Design, Setting, and Participants  A surgical management algorithm was developed that incorporated individual Bethesda System for Reporting Thyroid Cytopathology classifications, in addition to clinical, laboratory, and radiological findings. We then retrospectively applied this algorithm to 273 consecutive patients with thyroid nodules and GEC test results who had presented for surgical consultation between February 1, 2012, and December 31, 2014.

Interventions  GEC testing.

Main Outcomes and Measures  Changes in management were recorded to identify the effect of GEC testing on the surgical decision-making process. An alteration in management of 20% of cases was considered significant.

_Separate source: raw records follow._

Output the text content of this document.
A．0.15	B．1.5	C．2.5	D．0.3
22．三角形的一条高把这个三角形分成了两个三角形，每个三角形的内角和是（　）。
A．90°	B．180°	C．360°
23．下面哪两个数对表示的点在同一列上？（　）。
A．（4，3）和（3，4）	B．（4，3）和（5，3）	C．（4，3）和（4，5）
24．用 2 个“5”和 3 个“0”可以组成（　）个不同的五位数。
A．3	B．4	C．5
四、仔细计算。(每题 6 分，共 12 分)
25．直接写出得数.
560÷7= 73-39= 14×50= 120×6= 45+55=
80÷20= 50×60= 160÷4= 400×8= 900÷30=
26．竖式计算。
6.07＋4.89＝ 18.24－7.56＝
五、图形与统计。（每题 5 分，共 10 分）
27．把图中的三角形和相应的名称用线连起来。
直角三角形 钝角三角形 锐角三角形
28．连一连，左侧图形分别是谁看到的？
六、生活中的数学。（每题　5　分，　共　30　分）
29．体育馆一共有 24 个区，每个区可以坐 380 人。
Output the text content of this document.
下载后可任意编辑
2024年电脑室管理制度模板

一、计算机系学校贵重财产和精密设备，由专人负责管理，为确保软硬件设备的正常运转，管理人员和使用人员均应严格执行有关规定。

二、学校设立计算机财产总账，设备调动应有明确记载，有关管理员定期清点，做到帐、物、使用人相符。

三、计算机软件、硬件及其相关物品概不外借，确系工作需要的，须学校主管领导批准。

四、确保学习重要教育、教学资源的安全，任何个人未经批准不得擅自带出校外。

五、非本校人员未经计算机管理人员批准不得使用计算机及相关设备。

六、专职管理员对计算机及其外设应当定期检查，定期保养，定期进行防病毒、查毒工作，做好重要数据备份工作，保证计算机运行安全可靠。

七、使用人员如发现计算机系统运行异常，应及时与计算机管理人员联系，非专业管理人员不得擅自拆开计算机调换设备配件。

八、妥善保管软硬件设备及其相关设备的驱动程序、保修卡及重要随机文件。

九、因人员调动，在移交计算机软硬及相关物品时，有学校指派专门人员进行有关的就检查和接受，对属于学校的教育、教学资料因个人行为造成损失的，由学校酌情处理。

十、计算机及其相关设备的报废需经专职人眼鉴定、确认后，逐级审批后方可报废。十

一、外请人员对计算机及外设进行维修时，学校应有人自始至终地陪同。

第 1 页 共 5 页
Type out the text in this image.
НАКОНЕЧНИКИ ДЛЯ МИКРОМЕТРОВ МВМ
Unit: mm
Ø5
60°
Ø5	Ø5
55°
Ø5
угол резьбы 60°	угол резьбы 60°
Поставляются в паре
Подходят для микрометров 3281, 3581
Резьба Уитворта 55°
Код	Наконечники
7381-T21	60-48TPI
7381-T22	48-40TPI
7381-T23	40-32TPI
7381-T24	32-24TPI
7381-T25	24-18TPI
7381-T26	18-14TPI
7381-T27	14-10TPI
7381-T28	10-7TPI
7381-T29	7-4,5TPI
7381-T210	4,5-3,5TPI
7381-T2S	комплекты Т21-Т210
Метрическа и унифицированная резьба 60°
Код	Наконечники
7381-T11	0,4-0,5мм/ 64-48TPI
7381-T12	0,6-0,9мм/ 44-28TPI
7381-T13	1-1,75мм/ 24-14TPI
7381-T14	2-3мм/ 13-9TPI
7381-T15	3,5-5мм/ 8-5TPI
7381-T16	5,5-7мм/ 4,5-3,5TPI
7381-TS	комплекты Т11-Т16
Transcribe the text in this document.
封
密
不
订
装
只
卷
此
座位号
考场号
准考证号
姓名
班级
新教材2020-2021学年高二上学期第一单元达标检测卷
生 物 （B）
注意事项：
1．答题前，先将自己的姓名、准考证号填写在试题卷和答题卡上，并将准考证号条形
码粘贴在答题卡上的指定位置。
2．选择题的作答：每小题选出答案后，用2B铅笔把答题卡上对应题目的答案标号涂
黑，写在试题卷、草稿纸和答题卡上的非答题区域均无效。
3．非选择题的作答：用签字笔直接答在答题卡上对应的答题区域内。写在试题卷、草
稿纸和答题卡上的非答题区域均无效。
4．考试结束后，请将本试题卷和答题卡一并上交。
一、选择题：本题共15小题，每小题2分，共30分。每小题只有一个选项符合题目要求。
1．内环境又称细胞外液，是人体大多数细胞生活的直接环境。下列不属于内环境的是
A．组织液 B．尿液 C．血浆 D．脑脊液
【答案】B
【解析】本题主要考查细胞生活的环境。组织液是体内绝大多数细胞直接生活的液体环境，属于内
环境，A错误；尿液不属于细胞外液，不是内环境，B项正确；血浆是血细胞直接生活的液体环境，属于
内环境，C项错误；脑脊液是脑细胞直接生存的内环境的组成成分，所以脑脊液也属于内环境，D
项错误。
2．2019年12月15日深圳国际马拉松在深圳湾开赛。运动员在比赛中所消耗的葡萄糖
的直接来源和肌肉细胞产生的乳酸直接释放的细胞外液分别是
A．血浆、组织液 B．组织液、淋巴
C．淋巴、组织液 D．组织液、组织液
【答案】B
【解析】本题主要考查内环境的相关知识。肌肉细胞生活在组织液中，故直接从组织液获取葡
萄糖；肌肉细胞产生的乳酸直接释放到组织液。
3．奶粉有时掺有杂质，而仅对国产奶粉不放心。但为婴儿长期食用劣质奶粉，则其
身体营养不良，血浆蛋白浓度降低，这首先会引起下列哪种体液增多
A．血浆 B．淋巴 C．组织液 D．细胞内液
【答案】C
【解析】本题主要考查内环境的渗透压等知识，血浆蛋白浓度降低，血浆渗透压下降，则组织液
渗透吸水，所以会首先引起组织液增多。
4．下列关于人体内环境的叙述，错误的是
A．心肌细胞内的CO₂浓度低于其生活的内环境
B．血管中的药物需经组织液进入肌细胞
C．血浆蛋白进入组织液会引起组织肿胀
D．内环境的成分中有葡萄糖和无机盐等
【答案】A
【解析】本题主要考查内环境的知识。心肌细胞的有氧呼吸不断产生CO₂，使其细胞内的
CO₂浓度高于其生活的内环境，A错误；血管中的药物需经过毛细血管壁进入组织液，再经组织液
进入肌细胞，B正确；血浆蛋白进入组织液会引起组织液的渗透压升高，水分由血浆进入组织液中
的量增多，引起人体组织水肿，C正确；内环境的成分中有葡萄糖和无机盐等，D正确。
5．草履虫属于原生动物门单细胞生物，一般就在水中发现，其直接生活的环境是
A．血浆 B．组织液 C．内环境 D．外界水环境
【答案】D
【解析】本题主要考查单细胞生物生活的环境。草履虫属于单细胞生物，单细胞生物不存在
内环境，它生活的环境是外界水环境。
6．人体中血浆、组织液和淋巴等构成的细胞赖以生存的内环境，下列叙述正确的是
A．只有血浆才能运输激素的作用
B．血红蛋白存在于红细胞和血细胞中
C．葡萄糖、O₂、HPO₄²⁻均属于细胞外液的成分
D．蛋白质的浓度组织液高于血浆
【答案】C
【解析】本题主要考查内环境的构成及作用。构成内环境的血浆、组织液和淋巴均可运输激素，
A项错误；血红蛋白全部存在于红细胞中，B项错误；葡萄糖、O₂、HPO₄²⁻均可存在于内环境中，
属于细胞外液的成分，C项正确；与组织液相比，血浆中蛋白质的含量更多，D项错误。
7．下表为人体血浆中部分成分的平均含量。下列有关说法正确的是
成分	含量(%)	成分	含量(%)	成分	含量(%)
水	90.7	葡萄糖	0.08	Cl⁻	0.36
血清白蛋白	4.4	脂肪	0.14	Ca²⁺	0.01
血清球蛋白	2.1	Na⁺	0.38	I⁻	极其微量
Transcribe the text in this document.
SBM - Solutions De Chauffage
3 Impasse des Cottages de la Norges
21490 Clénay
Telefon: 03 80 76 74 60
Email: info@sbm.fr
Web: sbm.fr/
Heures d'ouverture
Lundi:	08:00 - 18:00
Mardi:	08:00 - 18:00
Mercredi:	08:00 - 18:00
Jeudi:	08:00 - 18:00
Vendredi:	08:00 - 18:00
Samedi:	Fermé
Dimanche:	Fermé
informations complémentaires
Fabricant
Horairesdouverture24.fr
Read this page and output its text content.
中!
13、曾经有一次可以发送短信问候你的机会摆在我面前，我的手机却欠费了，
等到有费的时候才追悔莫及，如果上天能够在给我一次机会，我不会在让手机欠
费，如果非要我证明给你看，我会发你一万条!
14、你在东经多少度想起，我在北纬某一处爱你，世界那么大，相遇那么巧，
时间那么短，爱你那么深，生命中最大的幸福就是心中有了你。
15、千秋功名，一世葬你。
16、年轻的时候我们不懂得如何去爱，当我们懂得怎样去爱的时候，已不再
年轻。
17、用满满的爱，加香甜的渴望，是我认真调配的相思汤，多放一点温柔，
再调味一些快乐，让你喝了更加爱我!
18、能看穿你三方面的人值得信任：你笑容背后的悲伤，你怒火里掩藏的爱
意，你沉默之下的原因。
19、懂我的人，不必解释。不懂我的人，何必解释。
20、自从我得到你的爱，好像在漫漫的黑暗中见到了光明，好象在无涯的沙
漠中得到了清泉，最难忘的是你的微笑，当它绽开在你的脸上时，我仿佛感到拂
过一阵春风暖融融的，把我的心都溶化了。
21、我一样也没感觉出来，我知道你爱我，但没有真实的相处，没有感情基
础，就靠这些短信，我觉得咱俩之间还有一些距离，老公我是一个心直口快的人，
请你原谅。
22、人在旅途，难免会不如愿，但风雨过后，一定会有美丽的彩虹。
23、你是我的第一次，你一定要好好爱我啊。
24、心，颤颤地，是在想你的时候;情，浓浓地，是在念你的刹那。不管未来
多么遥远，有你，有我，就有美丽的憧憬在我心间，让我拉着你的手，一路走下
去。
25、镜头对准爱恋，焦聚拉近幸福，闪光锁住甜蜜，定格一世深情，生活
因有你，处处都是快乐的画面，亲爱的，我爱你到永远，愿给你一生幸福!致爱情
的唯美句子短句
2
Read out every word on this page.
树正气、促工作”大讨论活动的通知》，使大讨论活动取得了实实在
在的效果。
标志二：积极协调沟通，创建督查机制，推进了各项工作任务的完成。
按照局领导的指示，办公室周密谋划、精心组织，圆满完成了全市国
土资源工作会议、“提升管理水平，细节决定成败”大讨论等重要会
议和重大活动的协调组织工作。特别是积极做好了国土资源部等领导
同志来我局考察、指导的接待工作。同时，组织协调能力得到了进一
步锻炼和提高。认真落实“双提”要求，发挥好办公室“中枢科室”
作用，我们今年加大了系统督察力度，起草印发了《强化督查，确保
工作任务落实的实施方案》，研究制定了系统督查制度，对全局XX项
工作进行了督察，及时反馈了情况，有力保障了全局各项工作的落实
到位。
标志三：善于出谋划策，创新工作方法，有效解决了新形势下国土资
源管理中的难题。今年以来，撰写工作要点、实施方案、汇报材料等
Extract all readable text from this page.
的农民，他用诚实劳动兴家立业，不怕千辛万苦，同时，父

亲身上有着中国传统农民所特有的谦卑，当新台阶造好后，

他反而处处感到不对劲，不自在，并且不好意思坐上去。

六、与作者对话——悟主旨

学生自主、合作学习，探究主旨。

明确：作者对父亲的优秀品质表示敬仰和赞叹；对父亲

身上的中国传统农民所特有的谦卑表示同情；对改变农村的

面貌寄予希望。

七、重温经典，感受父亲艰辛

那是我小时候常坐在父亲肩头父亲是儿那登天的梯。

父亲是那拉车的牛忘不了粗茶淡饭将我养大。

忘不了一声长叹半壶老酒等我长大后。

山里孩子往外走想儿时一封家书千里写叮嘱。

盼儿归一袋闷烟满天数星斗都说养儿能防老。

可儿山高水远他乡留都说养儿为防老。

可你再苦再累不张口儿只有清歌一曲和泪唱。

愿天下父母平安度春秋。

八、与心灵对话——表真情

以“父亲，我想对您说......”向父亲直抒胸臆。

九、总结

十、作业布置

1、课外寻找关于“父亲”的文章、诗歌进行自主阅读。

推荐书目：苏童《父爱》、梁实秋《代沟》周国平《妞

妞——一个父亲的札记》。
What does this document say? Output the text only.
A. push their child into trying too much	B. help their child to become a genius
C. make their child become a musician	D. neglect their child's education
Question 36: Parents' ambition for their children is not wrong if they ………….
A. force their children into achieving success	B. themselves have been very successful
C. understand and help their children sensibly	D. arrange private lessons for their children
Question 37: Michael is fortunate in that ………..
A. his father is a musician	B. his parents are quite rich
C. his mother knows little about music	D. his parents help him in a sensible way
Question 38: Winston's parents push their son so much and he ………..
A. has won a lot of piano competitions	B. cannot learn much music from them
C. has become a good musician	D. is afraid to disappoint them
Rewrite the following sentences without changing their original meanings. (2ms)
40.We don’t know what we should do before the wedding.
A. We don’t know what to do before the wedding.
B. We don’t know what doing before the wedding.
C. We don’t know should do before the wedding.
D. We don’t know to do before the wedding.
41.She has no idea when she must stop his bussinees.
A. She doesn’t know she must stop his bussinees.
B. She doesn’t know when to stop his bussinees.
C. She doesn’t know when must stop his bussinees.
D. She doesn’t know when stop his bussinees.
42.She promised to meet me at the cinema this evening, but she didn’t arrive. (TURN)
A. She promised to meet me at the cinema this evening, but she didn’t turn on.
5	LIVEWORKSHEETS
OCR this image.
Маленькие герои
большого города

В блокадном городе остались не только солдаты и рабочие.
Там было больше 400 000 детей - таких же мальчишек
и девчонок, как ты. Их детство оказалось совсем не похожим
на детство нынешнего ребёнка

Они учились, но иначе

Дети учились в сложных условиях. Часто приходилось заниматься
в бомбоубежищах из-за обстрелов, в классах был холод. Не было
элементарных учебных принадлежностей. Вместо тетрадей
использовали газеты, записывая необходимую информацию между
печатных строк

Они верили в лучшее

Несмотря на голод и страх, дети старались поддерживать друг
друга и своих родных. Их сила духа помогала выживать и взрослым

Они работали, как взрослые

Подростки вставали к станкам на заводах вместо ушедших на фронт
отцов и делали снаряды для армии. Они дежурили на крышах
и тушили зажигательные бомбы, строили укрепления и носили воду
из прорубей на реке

Results  Of the 273 consecutive patients assessed by the GEC, mean (SD) age was 50.8 (14.7) years, 204 (74.7%) were female, and the mean (SD) nodule size was 2.4 (1.3) cm. Test results were suspicious for 233 (85.3%); benign for 31 (11.4%); and indeterminate for 8 (2.9%). The GEC test was also positive for medullary thyroid cancer for 1 patient (0.4%). The GEC test was correctly used as a rule-out test in only 127 patients (46.5%) with indeterminate nodules who lacked a clinical indication for surgery. The clinical management plan of only 23 (8.4%) patients was altered as a result of GEC test results, and of these 23 patients who proceeded to surgery, 16 patients (72.7%) were found to be inappropriately overtreated relative to postoperative histopathology analysis. We found that GEC testing did not affect the surgical decision-making process in 250 (91.6%) of our patients. In 146 cases, the use of GEC testing was not clinically indicated, and the test was being overused in patients for whom the results would not change surgical management. The positive predictive value of the GEC test for cytologically indeterminate nodules was 42.1%, and the negative predictive value was 83.3%.

Conclusions and Relevance  The GEC testing did not significantly affect the surgical decision-making process. Gene expression classifier testing is often used incorrectly and is overused in patients for whom the results would not change management. The GEC test demonstrated a lower than expected negative predictive value, and there was evidence of overtreatment among patients whose treatment was altered based on this test.